Mr. Marshall explained that engineering and development in collaboration with researchers familiar with each species allows the optimization of each package and attachment mechanism, ranging from small patches of epoxy to dorsal fin clamps and suction cups. The systems are thoroughly tested on animals in captivity to ensure the camera has as little impact on the animal as possible and that the behavior observed after attachment will be natural. For example, when placing a camera on the side of a beluga whale to see directly into its jaws, they found the whale tended to swim in circles.
He continued by describing the application of CRITTERCAM to emperor penguin feeding habits formerly examined using only time-depth information. Early researchers assumed feeding occurred deep in the freezing water and disregarded recorded depth information for visits to the underside of the ice as irrelevant behavior. When video of the behavior was recorded, it was found that the penguins were not feeding during the deep dives but instead use the position as a vantage point to look up at the ice above, hunting for silhouettes of fish that they then swim upwards to catch.
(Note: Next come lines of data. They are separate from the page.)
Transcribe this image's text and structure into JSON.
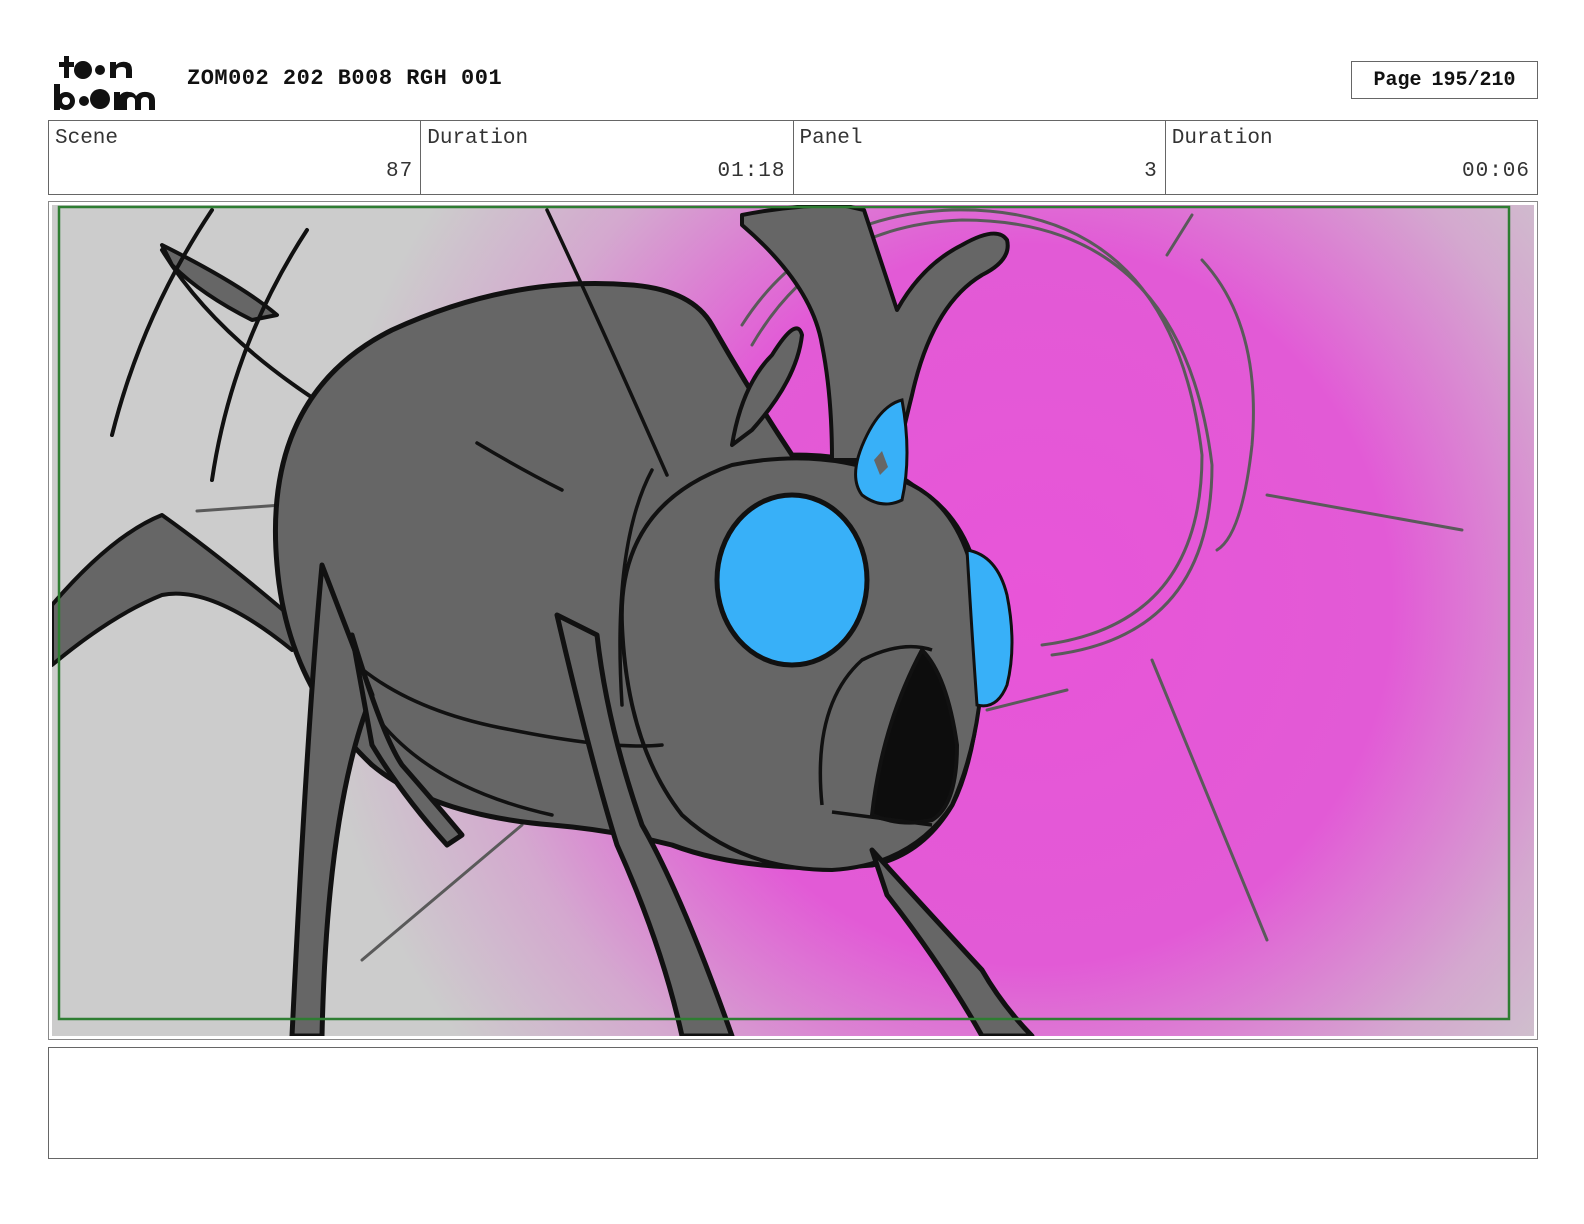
{
  "header": {
    "logo_icon": "toonboom-logo",
    "project_title": "ZOM002 202 B008 RGH 001",
    "page_label": "Page",
    "page_number": "195/210"
  },
  "info": {
    "scene": {
      "label": "Scene",
      "value": "87"
    },
    "scene_duration": {
      "label": "Duration",
      "value": "01:18"
    },
    "panel": {
      "label": "Panel",
      "value": "3"
    },
    "panel_duration": {
      "label": "Duration",
      "value": "00:06"
    }
  },
  "panel_image": {
    "description_icon": "storyboard-sketch-creature",
    "colors": {
      "background": "#cccccc",
      "glow": "#e855d8",
      "body": "#666666",
      "eye": "#38b0f8",
      "safe_area": "#2e7d32"
    }
  },
  "notes": {
    "text": ""
  }
}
Mr. Marshall then gave more examples of surprising behavioral observations that have been recorded with CRITTERCAM, including hawksbill turtle courtship, leatherback turtle mating, harbor seal foraging, sperm whale communication, and humpback whale "bubble net" feeding and courtship. He also showed examples of recordings less well understood, including puzzling alligator behavior underwater and well-fed domesticated cats hunting outside and devouring their prey. The CRITTERCAM enables research that increases the understanding of our impact on various species, allowing better planning to minimize it.
He concluded by noting that many CRITTERCAM deployments provide unexpected insight and that there are still many species that we do not know much about, having been unable to directly observe them in their natural environment. There are many exciting new research possibilities and opportunities opening up as the related camera technology continues to advance. CRITTERCAM gives animals the ability to show us what is important in their lives and this perspective is critical for inspiring the public to care about the planet and its conservation.
After the question and answer period, Mr. Ingersoll thanked the speaker, made the usual housekeeping announcements, and invited guests to apply for membership. At 9:59 pm, President John Ingersoll adjourned the 2,295th meeting to the social hour.